With TCS buyback opening on March 9, it is time to focus on realities and away from headline grabbing ‘how much returns you can make’ based on fantasy acceptance ratios.
The original purpose for which buybacks were conceived was to give managements/corporate boards a tool to signal to shareholders that in their view the company’s shares are undervalued. In India many a times it is used for anything but this.
(read our Big Story in portfolio edition dated September 5, 2021: ‘Why all stock buybacks are not buy signals’).
Further, SEBI rules mandating 15 per cent of offer size be reserved for small shareholders (holding shares up to a value of ₹2 lakh), brings in arbitrage opportunity into stock buybacks for small shareholders to buy at lower price and flip it at higher buyback price for some quick bucks.
What it means to fundamentals
From a pure fundamental analysis perspective, buybacks add no value to a stock as compared to dividends other than when large buybacks are done when a stock is undervalued.
Based on the above factors, the TCS buyback is completely insignificant from a fundamental perspective. The buyback represents a miniscule 1.1 per cent of its outstanding equity. Further the TCS stock is anything but undervalued, as buyback as a tool is meant to indicate.
At its current price, TCS is valued at a rich 31 times FY23 PE (Bloomberg consensus), the stock is trading at a good 25 per cent premium to its 5 year average valuation, in an environment reeling with geopolitical and economic uncertainties. Further at the buyback price of ₹4,500, TCS is valued at FY23 PE of 37.5 times. Global IT consulting and IT services leader Accenture trades cheaper versus TCS at 27 times.
What should an investor do?
As compared to past buybacks of TCS done in the years 2018 and 2020, when during the buyback window period TCS shares had rallied right close to the respective buyback prices then, this time the stock is languishing at a good discount to the buyback price. The buyback price is currently (closing price on March 8) at a 25 per cent premium.
This indicates investors’ view that the buyback price is way above fundamental value of the stock. This also logically implies most investors will tender their shares, resulting in lower acceptance ratios. TCS promoters who own 72 per cent of the company have also said they will be tendering their shares for the buyback as they have done in 2018 and 2020, thus consuming most of the buyback value of ₹18,000 crore.
As of December 31, shareholders with less than ₹2 lakh in value owned 3.6 per cent of TCS shares. With 15 per cent of the buyback reserved for them (15 per cent*1.1 or 0.16 per cent of outstanding shares will be bought from them), assuming all of them tender, the acceptance ratio will be around 5 per cent (0.16/3.6). The acceptance ratio could be even lower if the percentage of small shareholders has increased in anticipation of the buyback
Thus for example, if you had ₹1.5 lakh worth of TCS shares today and tendered in the buyback, based on the above assumption, roughly ₹7,500 worth of your shares will be accepted. And this when compared with its current share price, will yield you a meagre profit of ₹1,875 (25 per cent buyback premium over current share price) on your current investment value of ₹1.5 lakh.

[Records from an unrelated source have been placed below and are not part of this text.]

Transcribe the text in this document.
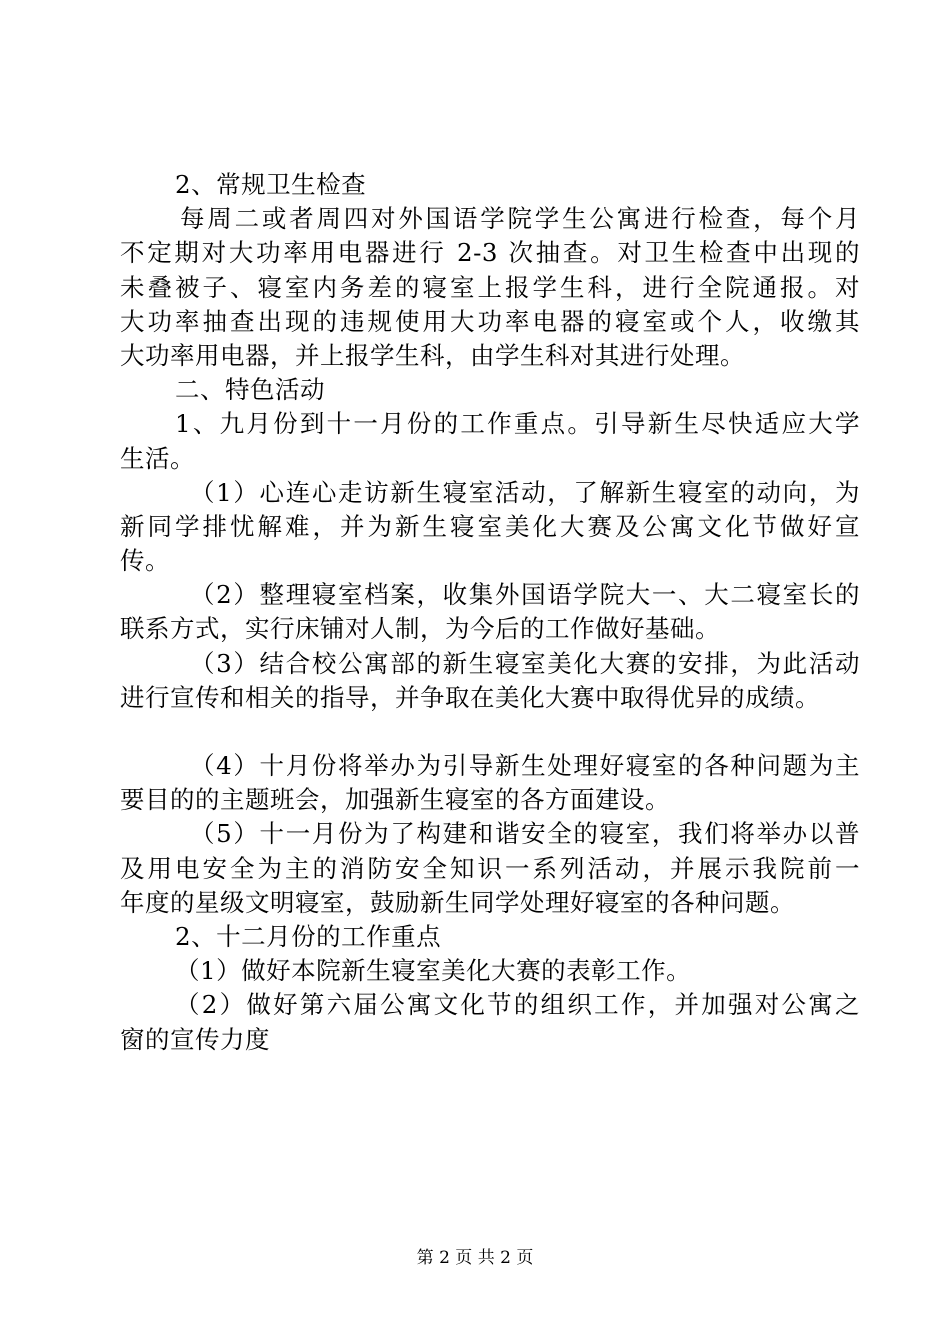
2、常规卫生检查
每周二或者周四对外国语学院学生公寓进行检查，每个月
不定期对大功率用电器进行 2-3 次抽查。对卫生检查中出现的
未叠被子、寝室内务差的寝室上报学生科，进行全院通报。对
大功率抽查出现的违规使用大功率电器的寝室或个人，收缴其
大功率用电器，并上报学生科，由学生科对其进行处理。
二、特色活动
1、九月份到十一月份的工作重点。引导新生尽快适应大学
生活。
（1）心连心走访新生寝室活动，了解新生寝室的动向，为
新同学排忧解难，并为新生寝室美化大赛及公寓文化节做好宣
传。
（2）整理寝室档案，收集外国语学院大一、大二寝室长的
联系方式，实行床铺对人制，为今后的工作做好基础。
（3）结合校公寓部的新生寝室美化大赛的安排，为此活动
进行宣传和相关的指导，并争取在美化大赛中取得优异的成绩。
（4）十月份将举办为引导新生处理好寝室的各种问题为主
要目的的主题班会，加强新生寝室的各方面建设。
（5）十一月份为了构建和谐安全的寝室，我们将举办以普
及用电安全为主的消防安全知识一系列活动，并展示我院前一
年度的星级文明寝室，鼓励新生同学处理好寝室的各种问题。
2、十二月份的工作重点
（1）做好本院新生寝室美化大赛的表彰工作。
（2）做好第六届公寓文化节的组织工作，并加强对公寓之
窗的宣传力度
第 2 页 共 2 页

This works out to an extra return of a paltry 1.25 per cent on your investment (1,875/1,50,000). This is why the buzz around this TCS buyback is mostly hype and less of substance. If you are above the ₹2 lakh value shareholder and thus not a small shareholder, your returns will be even significantly lower than what is mentioned above.

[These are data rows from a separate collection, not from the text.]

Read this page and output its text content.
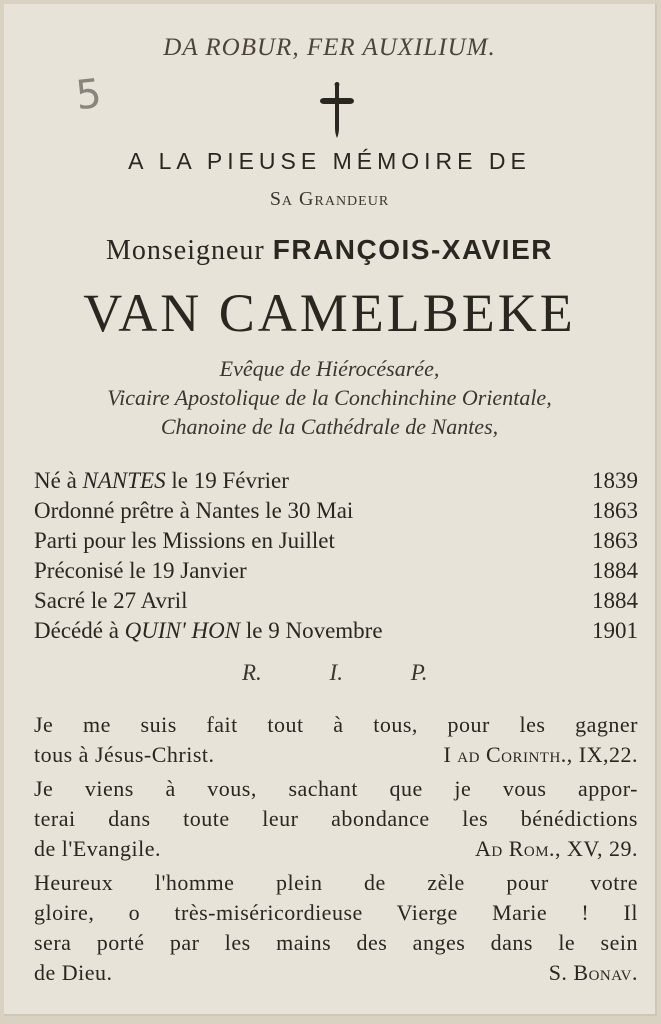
DA ROBUR, FER AUXILIUM.
5
A LA PIEUSE MÉMOIRE DE
Sa Grandeur
Monseigneur FRANÇOIS-XAVIER
VAN CAMELBEKE
Evêque de Hiérocésarée,
Vicaire Apostolique de la Conchinchine Orientale,
Chanoine de la Cathédrale de Nantes,
Né à NANTES le 19 Février	1839
Ordonné prêtre à Nantes le 30 Mai	1863
Parti pour les Missions en Juillet	1863
Préconisé le 19 Janvier	1884
Sacré le 27 Avril	1884
Décédé à QUIN' HON le 9 Novembre	1901
R. I. P.
Je me suis fait tout à tous, pour les gagner
tous à Jésus-Christ.	I ad Corinth., IX,22.
Je viens à vous, sachant que je vous appor-
terai dans toute leur abondance les bénédictions
de l'Evangile.	Ad Rom., XV, 29.
Heureux l'homme plein de zèle pour votre
gloire, o très-miséricordieuse Vierge Marie ! Il
sera porté par les mains des anges dans le sein
de Dieu.	S. Bonav.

So should you tender? Well, that depends on whether the extra 1.25 per cent returns mentioned above matters to you.
Finally, here is the catch – if many investors feel the extra returns are not much and do not bother to tender, then the acceptance ratio can be higher, and returns will be higher. If the acceptance ratio is 10 per cent, then the returns will be proportionately higher at 2.5 per cent. But the probability of that is likely low. And even otherwise, the returns are not going to be great.
Bottomline, if you thought the TCS buyback was big thing, no its not. It isn’t much different from the same money distributed at a dividend yield of 1.1 per cent.

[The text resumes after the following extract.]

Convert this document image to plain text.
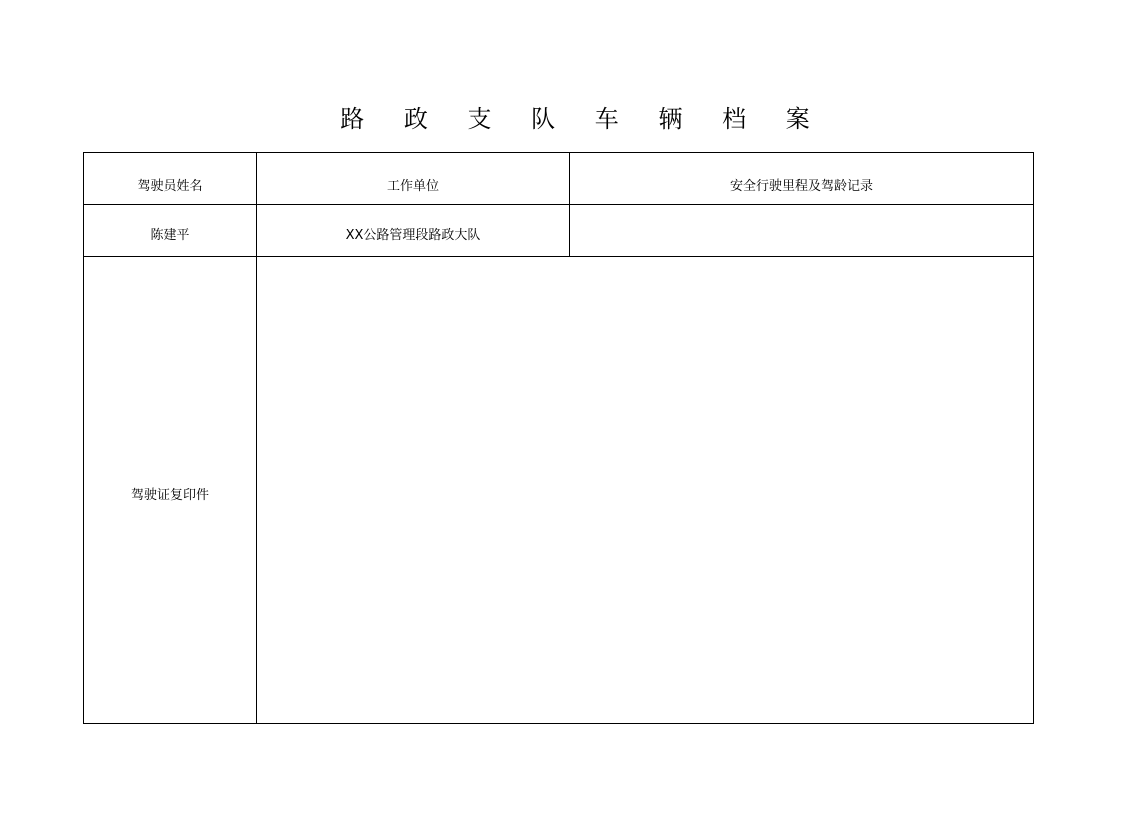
路 政 支 队 车 辆 档 案
驾驶员姓名	工作单位	安全行驶里程及驾龄记录
陈建平	XX公路管理段路政大队	
驾驶证复印件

At BL Portfolio we had given a book profit recommendation in TCS in January 2021 when the stock was at ₹3,303. The stock has returned 9 per cent since then, underperforming the Nifty 50’s 16 per cent returns. We maintain our book profit recommendation in the stock as despite the sustained good performance by the company since initial Covid impact in June Q of 2020, its valuations appear to have run ahead of fundamentals. As mentioned above, the stock is expensive when compared with its historical valuation or with close peer Accenture. Till recently TCS always used to trade at a discount to Accenture for many years. It is hard to justify its current valuation when its 5 year earnings CAGR has just been at 10 per cent. Further a greater percentage of the TCS share price returns in recent years has come from valuation multiple expansion. In the current environment of geopolitical uncertainties combined with US Fed embarking on monetary tightening, multiple compression is likely, as higher interest rates will make equities less attractive on a relative basis. Investors also need to monitor whether these global factors impact client budgets and thereby revenues for companies like TCS.